Montréal-Mirabel ouvre en 1975 comme l'avenir de l'aviation canadienne. Il devait devenir l'un des plus grands aéroports du monde, sur un site assez vaste pour croître pendant un siècle. Le service passagers régulier y prend fin en 2004. L'aérogare est démolie en 2016. Mirabel est aujourd'hui un site de fret et d'industrie aérospatiale prospère — et l'un des échecs de planification les plus instructifs de l'histoire canadienne.
Le plan
À la fin des années 1960, Montréal est la ville dominante du Canada et sa principale porte d'entrée internationale. On prévoit que Dorval atteindra sa capacité, et le gouvernement fédéral décide de construire un remplaçant plutôt que de l'agrandir. Les projections sont extraordinaires : Mirabel devait traiter des dizaines de millions de passagers et compter à terme six pistes, l'ensemble du site étant réservé à l'expansion pour très longtemps.
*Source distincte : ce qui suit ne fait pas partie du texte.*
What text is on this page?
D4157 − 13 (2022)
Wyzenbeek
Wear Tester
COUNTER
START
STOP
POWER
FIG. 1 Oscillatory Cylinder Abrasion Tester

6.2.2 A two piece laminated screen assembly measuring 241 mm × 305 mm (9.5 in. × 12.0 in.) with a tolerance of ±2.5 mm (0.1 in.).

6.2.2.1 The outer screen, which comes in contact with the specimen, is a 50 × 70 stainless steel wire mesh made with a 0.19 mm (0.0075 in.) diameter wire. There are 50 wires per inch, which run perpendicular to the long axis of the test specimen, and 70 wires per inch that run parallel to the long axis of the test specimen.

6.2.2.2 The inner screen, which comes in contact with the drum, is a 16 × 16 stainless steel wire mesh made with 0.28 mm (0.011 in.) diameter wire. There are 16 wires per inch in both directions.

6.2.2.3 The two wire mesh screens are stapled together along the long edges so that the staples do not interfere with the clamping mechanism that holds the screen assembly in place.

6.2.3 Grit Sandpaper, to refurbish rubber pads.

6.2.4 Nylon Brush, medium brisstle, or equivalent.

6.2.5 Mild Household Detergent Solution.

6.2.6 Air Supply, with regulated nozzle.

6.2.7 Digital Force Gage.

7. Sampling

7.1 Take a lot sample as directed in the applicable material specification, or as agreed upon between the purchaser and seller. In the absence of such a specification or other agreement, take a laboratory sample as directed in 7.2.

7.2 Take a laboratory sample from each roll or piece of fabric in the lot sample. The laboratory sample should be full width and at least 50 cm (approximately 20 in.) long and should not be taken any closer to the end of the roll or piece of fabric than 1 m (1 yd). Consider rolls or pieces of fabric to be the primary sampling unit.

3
Pour l'obtenir, le gouvernement fédéral exproprie environ 39 000 hectares de terres agricoles au nord de Montréal — l'une des plus vastes expropriations de l'histoire du pays. Des milliers de personnes perdent des terres cultivées par leur famille depuis des générations. La majeure partie n'a jamais servi à l'aéroport, et des terres ont été rétrocédées aux anciens propriétaires au fil des décennies suivantes, dans un processus qui s'est étiré jusque dans les années 2000.
Pourquoi il a échoué
Le centre économique s'est déplacé. Les prévisions supposaient que Montréal resterait la première ville du Canada. Durant les années 1970 et 1980, les sièges sociaux et le trafic se déplacent vers Toronto, et c'est Pearson — non Mirabel — qui devient la plaque tournante dominante du pays. La demande pour laquelle Mirabel avait été bâti est partie en Ontario.
Il était trop loin. Mirabel se trouve à environ 55 kilomètres du centre-ville de Montréal, soit près du double de Dorval. La liaison ferroviaire rapide censée rendre cette distance acceptable n'a jamais été construite. Les passagers affrontaient un long trajet routier coûteux.
La séparation l'a tué. La décision qui a scellé le sort de Mirabel était opérationnelle : les vols internationaux étaient envoyés à Mirabel tandis que les vols intérieurs et transfrontaliers restaient à Dorval. Tout passager en correspondance entre un vol international et un vol intérieur devait franchir deux aéroports distants d'une heure. Le trafic de correspondance — ce qui fait d'une plateforme une plateforme — est simplement allé ailleurs.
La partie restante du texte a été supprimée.